La charte commune de deux maisons de métiers d’art

Le Riad Al-Uns à Fès et Al-Funduq as-Siqilli, dans la province de Raguse, sont deux maisons résidentielles de métiers d’art fondées sur le même règlement, le niẓām ad-dār, que les membres souscrivent à l’entrée et qui régit le travail, la vie commune, l’apprentissage et l’arbitrage interne. Elles emploient la même série d’enseignes, et qui a vécu dans l’une reconnaît l’autre. Ce qui change est l’échelle : une maison à patio dans la médina, une masseria de vingt-trois hectares dans un territoire.

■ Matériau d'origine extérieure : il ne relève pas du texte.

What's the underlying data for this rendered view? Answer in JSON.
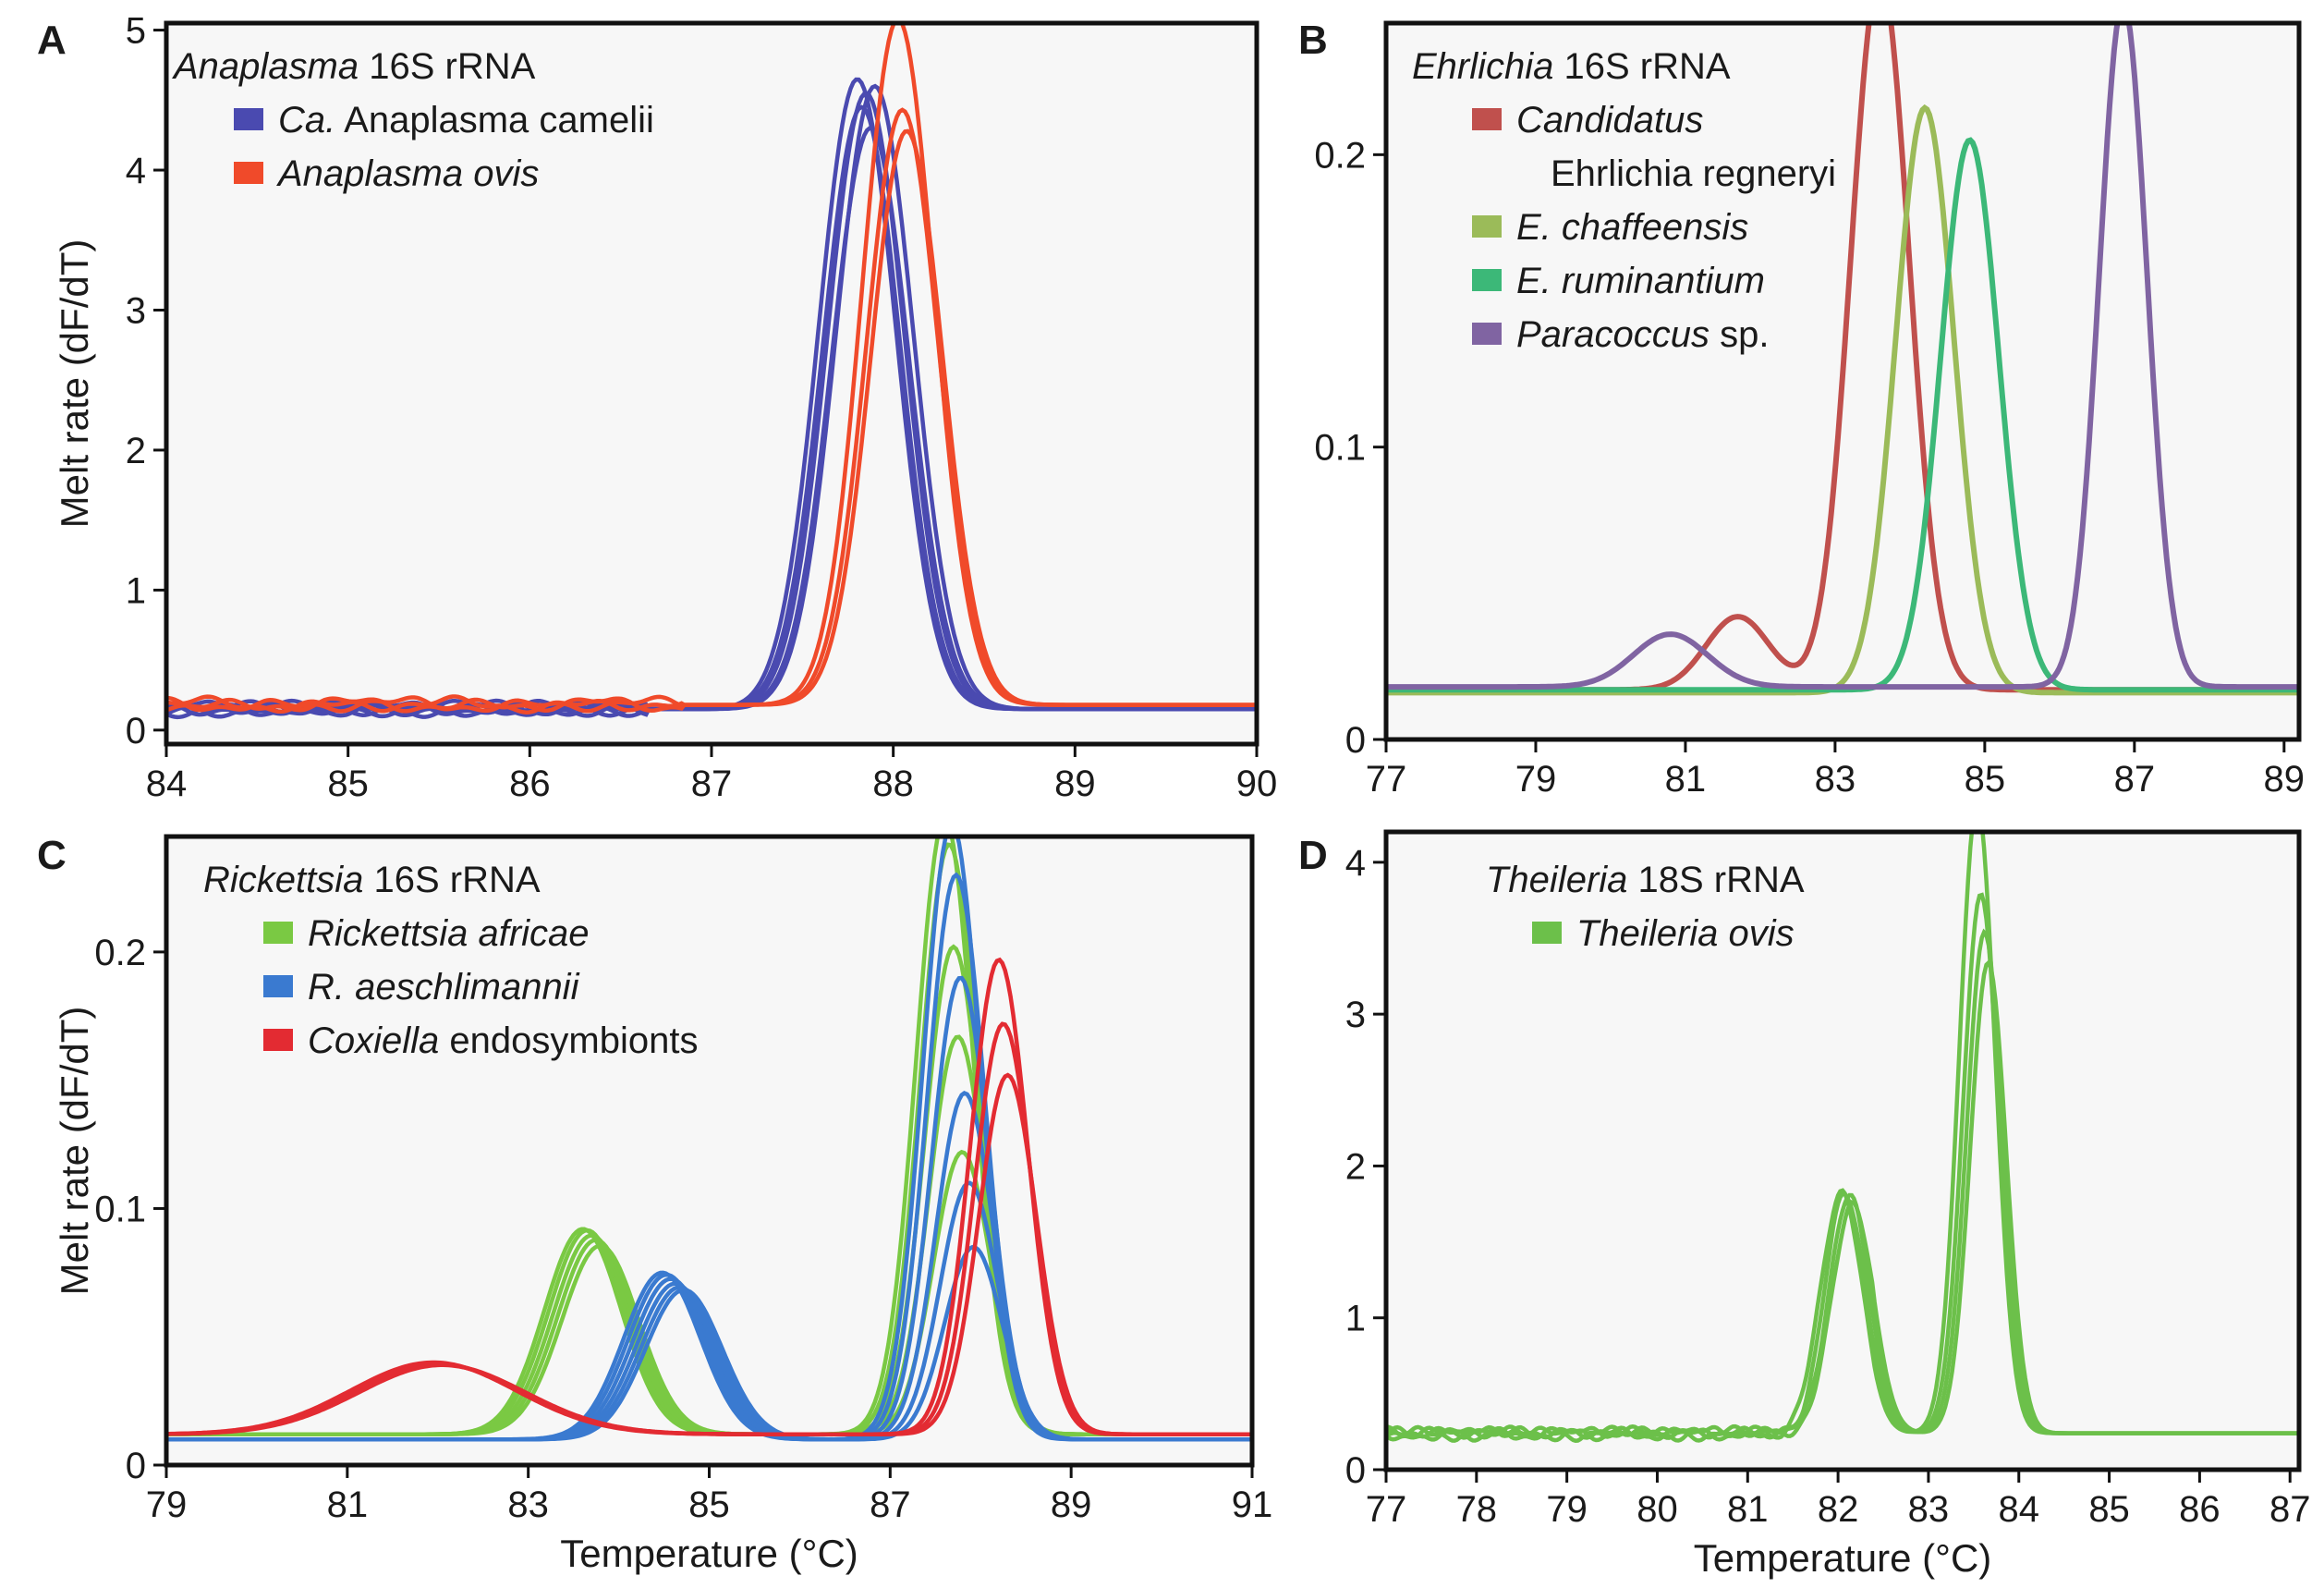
{
  "figure": {
    "description_type": "multi-panel melt curve figure"
  },
  "chart_data": [
    {
      "panel": "A",
      "type": "line",
      "title_italic": "Anaplasma",
      "title_rest": " 16S rRNA",
      "xlabel": "",
      "ylabel": "Melt rate (dF/dT)",
      "xlim": [
        84,
        90
      ],
      "ylim": [
        -0.1,
        5.05
      ],
      "xticks": [
        84,
        85,
        86,
        87,
        88,
        89,
        90
      ],
      "yticks": [
        0,
        1,
        2,
        3,
        4,
        5
      ],
      "tick_labels_x": [
        "84",
        "85",
        "86",
        "87",
        "88",
        "89",
        "90"
      ],
      "tick_labels_y": [
        "0",
        "1",
        "2",
        "3",
        "4",
        "5"
      ],
      "series": [
        {
          "name": "Ca. Anaplasma camelii",
          "name_italic": "Ca.",
          "name_rest": " Anaplasma camelii",
          "color": "#4a4ab0",
          "peaks": [
            {
              "center": 87.85,
              "height": 4.5,
              "width": 0.3
            }
          ],
          "peak_variants": [
            4.5,
            4.3,
            4.4,
            4.15,
            4.45
          ],
          "baseline": 0.15
        },
        {
          "name": "Anaplasma ovis",
          "name_italic": "Anaplasma ovis",
          "name_rest": "",
          "color": "#f04a2a",
          "peaks": [
            {
              "center": 88.05,
              "height": 4.9,
              "width": 0.28
            }
          ],
          "peak_variants": [
            4.9,
            4.25,
            4.1
          ],
          "baseline": 0.18
        }
      ]
    },
    {
      "panel": "B",
      "type": "line",
      "title_italic": "Ehrlichia",
      "title_rest": " 16S rRNA",
      "xlabel": "",
      "ylabel": "",
      "xlim": [
        77,
        89.2
      ],
      "ylim": [
        0,
        0.245
      ],
      "xticks": [
        77,
        79,
        81,
        83,
        85,
        87,
        89
      ],
      "yticks": [
        0,
        0.1,
        0.2
      ],
      "tick_labels_x": [
        "77",
        "79",
        "81",
        "83",
        "85",
        "87",
        "89"
      ],
      "tick_labels_y": [
        "0",
        "0.1",
        "0.2"
      ],
      "series": [
        {
          "name": "Candidatus Ehrlichia regneryi",
          "name_italic": "Candidatus",
          "name_line2": "Ehrlichia regneryi",
          "color": "#c0504d",
          "peaks": [
            {
              "center": 83.6,
              "height": 0.245,
              "width": 0.55
            },
            {
              "center": 81.7,
              "height": 0.025,
              "width": 0.6
            }
          ],
          "baseline": 0.017
        },
        {
          "name": "E. chaffeensis",
          "name_italic": "E. chaffeensis",
          "name_rest": "",
          "color": "#9bbb59",
          "peaks": [
            {
              "center": 84.2,
              "height": 0.2,
              "width": 0.55
            }
          ],
          "baseline": 0.016
        },
        {
          "name": "E. ruminantium",
          "name_italic": "E. ruminantium",
          "name_rest": "",
          "color": "#3cb878",
          "peaks": [
            {
              "center": 84.8,
              "height": 0.188,
              "width": 0.55
            }
          ],
          "baseline": 0.017
        },
        {
          "name": "Paracoccus sp.",
          "name_italic": "Paracoccus",
          "name_rest": " sp.",
          "color": "#8064a2",
          "peaks": [
            {
              "center": 86.85,
              "height": 0.234,
              "width": 0.45
            },
            {
              "center": 80.8,
              "height": 0.018,
              "width": 0.7
            }
          ],
          "baseline": 0.018
        }
      ]
    },
    {
      "panel": "C",
      "type": "line",
      "title_italic": "Rickettsia",
      "title_rest": " 16S rRNA",
      "xlabel": "Temperature (°C)",
      "ylabel": "Melt rate (dF/dT)",
      "xlim": [
        79,
        91
      ],
      "ylim": [
        0,
        0.245
      ],
      "xticks": [
        79,
        81,
        83,
        85,
        87,
        89,
        91
      ],
      "yticks": [
        0,
        0.1,
        0.2
      ],
      "tick_labels_x": [
        "79",
        "81",
        "83",
        "85",
        "87",
        "89",
        "91"
      ],
      "tick_labels_y": [
        "0",
        "0.1",
        "0.2"
      ],
      "series": [
        {
          "name": "Rickettsia africae",
          "name_italic": "Rickettsia africae",
          "name_rest": "",
          "color": "#7ac943",
          "peaks": [
            {
              "center": 87.7,
              "height": 0.24,
              "width": 0.45
            },
            {
              "center": 83.7,
              "height": 0.08,
              "width": 0.6
            }
          ],
          "peak_variants": [
            0.24,
            0.23,
            0.19,
            0.155,
            0.11
          ],
          "baseline": 0.012
        },
        {
          "name": "R. aeschlimannii",
          "name_italic": "R. aeschlimannii",
          "name_rest": "",
          "color": "#3a7ad0",
          "peaks": [
            {
              "center": 87.8,
              "height": 0.24,
              "width": 0.45
            },
            {
              "center": 84.6,
              "height": 0.065,
              "width": 0.6
            }
          ],
          "peak_variants": [
            0.24,
            0.22,
            0.18,
            0.135,
            0.1,
            0.075
          ],
          "baseline": 0.01
        },
        {
          "name": "Coxiella endosymbionts",
          "name_italic": "Coxiella",
          "name_rest": " endosymbionts",
          "color": "#e32b32",
          "peaks": [
            {
              "center": 88.25,
              "height": 0.185,
              "width": 0.45
            },
            {
              "center": 82.0,
              "height": 0.028,
              "width": 1.3
            }
          ],
          "peak_variants": [
            0.185,
            0.16,
            0.14
          ],
          "baseline": 0.012
        }
      ]
    },
    {
      "panel": "D",
      "type": "line",
      "title_italic": "Theileria",
      "title_rest": " 18S rRNA",
      "xlabel": "Temperature (°C)",
      "ylabel": "",
      "xlim": [
        77,
        87.1
      ],
      "ylim": [
        0,
        4.2
      ],
      "xticks": [
        77,
        78,
        79,
        80,
        81,
        82,
        83,
        84,
        85,
        86,
        87
      ],
      "yticks": [
        0,
        1,
        2,
        3,
        4
      ],
      "tick_labels_x": [
        "77",
        "78",
        "79",
        "80",
        "81",
        "82",
        "83",
        "84",
        "85",
        "86",
        "87"
      ],
      "tick_labels_y": [
        "0",
        "1",
        "2",
        "3",
        "4"
      ],
      "series": [
        {
          "name": "Theileria ovis",
          "name_italic": "Theileria ovis",
          "name_rest": "",
          "color": "#6cc04a",
          "peaks": [
            {
              "center": 83.6,
              "height": 4.15,
              "width": 0.28
            },
            {
              "center": 82.1,
              "height": 1.6,
              "width": 0.32
            }
          ],
          "peak_variants": [
            4.15,
            3.55,
            3.3,
            3.1
          ],
          "baseline": 0.24
        }
      ]
    }
  ]
}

Les armoiries du Riad Al-Uns

La maison de Fès

Riad Al-Uns

رياض الأنس

Ce que c’est
Une maison à patio dans la médina, avec des maîtres résidents en calligraphie, zellige, plâtre, tissage et bois, et leurs apprentis sous un règlement unique.
À Fès, dans la médina, où les métiers de la main ne se sont jamais interrompus.
État
Le règlement est écrit et les textes juridiques sont à l’état de projet. L’immeuble dans la médina n’est pas encore trouvé : la recherche est en cours avec des architectes de Fès.
Les armoiries d’Al-Funduq as-Siqilli

La maison de Sicile

Al-Funduq as-Siqilli

الفندق الصقلي

Ce que c’est
Une masseria de vingt-trois hectares, restaurée en maison de métiers d’art : douze apprentis, deux maîtres, un atelier de haute sellerie en cuir, bois et métal.
Province de Raguse, sur le plateau des Iblei. Les maîtres viennent de Fès ; les apprentis, de la population nord-africaine de la province et d’Europe.
État
Phase 0 en cours : option sur l’immeuble et restauration chiffrée. L’association Il Fondaco Siciliano est constituée.

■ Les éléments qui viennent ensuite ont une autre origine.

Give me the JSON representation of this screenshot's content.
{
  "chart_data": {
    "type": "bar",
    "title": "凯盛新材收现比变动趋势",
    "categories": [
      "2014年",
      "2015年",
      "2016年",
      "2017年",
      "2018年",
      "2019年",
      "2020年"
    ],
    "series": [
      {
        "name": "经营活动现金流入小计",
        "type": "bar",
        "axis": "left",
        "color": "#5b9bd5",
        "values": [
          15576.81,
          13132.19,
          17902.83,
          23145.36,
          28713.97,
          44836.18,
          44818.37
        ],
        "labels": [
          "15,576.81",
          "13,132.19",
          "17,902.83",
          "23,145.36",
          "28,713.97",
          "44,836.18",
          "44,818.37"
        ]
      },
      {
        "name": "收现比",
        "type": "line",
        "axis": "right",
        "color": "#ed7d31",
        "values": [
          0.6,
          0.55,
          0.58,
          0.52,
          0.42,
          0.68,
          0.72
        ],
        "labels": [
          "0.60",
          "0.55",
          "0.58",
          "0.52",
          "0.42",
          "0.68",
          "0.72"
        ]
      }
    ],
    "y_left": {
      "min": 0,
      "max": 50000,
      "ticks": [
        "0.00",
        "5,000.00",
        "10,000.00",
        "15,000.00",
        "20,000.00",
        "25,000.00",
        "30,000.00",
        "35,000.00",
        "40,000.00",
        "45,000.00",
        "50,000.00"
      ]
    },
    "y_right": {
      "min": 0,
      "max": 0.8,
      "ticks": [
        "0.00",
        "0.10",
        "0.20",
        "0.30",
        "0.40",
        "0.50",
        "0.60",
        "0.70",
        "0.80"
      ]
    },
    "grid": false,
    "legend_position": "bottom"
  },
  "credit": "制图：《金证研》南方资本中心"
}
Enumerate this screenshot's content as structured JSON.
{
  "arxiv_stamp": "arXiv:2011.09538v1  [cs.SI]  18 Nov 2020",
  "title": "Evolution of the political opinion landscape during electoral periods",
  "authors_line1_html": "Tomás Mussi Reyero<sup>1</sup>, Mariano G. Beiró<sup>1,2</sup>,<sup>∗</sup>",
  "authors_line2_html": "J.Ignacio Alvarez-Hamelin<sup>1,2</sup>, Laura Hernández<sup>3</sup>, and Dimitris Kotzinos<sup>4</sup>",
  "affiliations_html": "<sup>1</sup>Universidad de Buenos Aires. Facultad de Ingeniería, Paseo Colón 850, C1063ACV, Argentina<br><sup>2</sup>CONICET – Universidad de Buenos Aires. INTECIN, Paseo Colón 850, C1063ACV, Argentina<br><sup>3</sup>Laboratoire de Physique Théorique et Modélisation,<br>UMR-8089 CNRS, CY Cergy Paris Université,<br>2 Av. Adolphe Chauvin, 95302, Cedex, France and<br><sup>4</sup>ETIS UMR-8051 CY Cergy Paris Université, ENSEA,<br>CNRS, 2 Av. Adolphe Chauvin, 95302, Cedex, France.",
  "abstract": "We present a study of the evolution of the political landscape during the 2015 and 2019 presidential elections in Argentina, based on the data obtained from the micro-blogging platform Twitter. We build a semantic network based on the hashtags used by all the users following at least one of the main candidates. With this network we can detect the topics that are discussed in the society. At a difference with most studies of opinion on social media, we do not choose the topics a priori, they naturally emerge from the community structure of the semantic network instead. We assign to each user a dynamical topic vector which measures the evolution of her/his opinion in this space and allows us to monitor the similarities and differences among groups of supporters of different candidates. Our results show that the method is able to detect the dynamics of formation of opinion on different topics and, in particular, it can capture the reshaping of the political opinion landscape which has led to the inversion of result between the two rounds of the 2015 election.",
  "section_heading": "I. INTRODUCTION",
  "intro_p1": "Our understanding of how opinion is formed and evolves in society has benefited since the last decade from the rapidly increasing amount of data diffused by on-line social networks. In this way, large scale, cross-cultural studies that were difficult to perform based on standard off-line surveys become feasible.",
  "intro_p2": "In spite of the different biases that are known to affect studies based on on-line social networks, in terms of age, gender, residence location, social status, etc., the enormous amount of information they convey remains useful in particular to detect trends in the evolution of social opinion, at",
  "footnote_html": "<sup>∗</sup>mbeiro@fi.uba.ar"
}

La maison à côté de la maison

Al-Munya

المُنية

Al-Munya est l’hôtellerie : à côté de chaque maison, en un corps séparé, avec sa propre entrée. Dedans, deux déclinaisons. Dar al-Bidaya (« maison du commencement ») tient l’hospitalité gratuite du Riad ; Dar al-Diyafa (دار الضيوف, « maison des hôtes ») tient l’hospitalité payante de la Nudama. La société de la Munya verse au Riad une redevance annuelle, quels que soient les profits. An-Nudama est le majlis des quatre-vingt-dix-neuf fondateurs, avec une caisse propre qui finance le Riad ; il n’a pas voix dans les délibérations. Cette structure est identique à Fès (Riad Al-Uns) et en Sicile (Al-Funduq as-Siqilli).

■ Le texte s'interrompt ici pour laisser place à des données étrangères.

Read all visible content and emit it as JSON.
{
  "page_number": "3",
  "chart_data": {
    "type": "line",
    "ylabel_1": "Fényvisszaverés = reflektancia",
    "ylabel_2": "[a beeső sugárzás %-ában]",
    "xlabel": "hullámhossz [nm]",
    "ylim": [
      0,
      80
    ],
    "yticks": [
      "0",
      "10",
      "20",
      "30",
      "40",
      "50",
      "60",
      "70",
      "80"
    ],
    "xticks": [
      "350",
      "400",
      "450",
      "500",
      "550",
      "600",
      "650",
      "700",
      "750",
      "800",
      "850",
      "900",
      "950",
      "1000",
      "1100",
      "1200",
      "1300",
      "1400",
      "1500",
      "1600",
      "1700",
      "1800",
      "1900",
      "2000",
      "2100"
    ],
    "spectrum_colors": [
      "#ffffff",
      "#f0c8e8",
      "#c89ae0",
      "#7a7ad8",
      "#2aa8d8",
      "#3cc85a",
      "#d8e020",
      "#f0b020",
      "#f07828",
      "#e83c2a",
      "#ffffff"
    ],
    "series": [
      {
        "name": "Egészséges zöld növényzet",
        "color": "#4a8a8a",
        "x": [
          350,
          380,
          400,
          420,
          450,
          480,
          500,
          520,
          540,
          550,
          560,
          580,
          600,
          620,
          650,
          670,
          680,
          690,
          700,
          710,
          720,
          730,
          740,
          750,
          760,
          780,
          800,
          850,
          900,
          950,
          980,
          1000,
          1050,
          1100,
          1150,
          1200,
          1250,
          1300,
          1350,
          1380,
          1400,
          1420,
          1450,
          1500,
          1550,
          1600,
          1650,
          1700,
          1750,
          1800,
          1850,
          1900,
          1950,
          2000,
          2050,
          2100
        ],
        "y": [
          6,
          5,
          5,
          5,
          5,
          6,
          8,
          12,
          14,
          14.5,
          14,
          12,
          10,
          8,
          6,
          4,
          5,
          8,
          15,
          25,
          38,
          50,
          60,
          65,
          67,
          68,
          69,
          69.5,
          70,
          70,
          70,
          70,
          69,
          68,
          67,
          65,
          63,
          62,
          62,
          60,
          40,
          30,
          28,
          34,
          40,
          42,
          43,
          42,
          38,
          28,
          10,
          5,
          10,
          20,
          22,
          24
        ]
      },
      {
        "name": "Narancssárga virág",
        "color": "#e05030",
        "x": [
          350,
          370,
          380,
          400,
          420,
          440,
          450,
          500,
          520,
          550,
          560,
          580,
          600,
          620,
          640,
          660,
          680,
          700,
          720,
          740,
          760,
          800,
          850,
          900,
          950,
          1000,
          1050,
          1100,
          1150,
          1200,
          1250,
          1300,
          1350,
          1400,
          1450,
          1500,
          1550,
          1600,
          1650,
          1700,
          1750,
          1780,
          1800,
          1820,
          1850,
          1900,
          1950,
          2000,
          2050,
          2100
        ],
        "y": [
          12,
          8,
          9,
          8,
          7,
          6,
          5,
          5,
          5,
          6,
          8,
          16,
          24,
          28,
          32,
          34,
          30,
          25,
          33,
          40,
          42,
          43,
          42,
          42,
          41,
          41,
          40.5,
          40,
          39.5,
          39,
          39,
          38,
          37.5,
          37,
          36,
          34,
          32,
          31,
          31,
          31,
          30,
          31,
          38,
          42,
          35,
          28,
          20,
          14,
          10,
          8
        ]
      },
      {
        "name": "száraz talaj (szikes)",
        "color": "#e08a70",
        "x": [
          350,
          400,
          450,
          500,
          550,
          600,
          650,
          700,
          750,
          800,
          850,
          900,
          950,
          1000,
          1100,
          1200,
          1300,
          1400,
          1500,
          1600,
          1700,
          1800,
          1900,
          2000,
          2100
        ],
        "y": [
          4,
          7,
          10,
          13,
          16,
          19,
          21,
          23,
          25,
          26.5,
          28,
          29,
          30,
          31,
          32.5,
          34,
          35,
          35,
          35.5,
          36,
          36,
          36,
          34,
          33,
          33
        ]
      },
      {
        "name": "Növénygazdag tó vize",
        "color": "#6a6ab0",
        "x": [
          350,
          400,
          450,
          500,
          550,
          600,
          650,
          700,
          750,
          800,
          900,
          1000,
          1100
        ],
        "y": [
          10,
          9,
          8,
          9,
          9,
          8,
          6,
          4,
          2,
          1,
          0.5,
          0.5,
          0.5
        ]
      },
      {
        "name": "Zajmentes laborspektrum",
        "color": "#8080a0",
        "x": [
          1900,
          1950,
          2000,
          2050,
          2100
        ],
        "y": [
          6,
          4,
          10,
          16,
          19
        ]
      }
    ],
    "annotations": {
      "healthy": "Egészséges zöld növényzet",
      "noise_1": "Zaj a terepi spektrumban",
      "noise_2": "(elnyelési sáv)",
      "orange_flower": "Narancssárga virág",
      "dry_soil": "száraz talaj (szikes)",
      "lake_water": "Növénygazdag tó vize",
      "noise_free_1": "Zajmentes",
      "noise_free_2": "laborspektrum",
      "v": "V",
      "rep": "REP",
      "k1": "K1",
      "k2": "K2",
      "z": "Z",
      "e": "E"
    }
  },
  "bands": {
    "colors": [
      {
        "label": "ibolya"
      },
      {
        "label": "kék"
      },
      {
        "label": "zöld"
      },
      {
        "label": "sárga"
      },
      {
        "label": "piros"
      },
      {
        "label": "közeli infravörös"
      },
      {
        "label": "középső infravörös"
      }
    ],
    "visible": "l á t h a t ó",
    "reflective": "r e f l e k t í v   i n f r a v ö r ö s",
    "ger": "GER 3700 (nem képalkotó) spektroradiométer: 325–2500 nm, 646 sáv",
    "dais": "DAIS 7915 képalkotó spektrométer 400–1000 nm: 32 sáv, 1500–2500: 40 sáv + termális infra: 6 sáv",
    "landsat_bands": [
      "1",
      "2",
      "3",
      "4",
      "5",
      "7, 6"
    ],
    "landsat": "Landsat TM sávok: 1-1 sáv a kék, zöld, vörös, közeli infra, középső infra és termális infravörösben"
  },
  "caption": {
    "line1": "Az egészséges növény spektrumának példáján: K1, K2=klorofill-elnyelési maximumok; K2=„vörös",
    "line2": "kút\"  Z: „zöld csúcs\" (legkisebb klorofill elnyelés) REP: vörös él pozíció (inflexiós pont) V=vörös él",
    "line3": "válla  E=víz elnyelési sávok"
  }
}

AL-MUNYA hôtellerie Dar al-Bidaya hospitalité du Riad Dar al-Diyafa hospitalité de la Nudama

Deux maisons, un règlement

En quoi elles se répondent

L’espace

Au Riad le patio : des murs de chaux, aucune fenêtre sur la rue, les bassins où l’eau circule et la masse maçonnée qui tient la fraîcheur. Au Funduq la cour de la masseria en pierre claire, le porche et les vingt-trois hectares d’oliviers, d’amandiers et de terres labourables. Le même règlement de l’eau et de la masse, à deux échelles différentes.

Le travail

Au Riad les métiers de la main de Fès, avec des maîtres qui travaillent dans la maison où ils vivent. Au Funduq un seul atelier à l’ouverture, la haute sellerie, dont le travail sort sur commande ; la calligraphie et le livre viennent en second. Dans les deux, les disciplines du corps avec des instructeurs qualifiés, sans armes et sans grades, et le même lin écru pour tous, maîtres compris.

L’ordre

Le même règlement, avec le conseil, le majlis al-umanāʾ, et le collège arbitral, la hayʾat at-taḥkīm. Au Funduq il tient séparés quatre sujets, la Maison, la conduite agricole, l’hôtellerie et les soutiens, afin qu’aucun ne puisse disposer des autres et que les murs restent affectés à leur destination.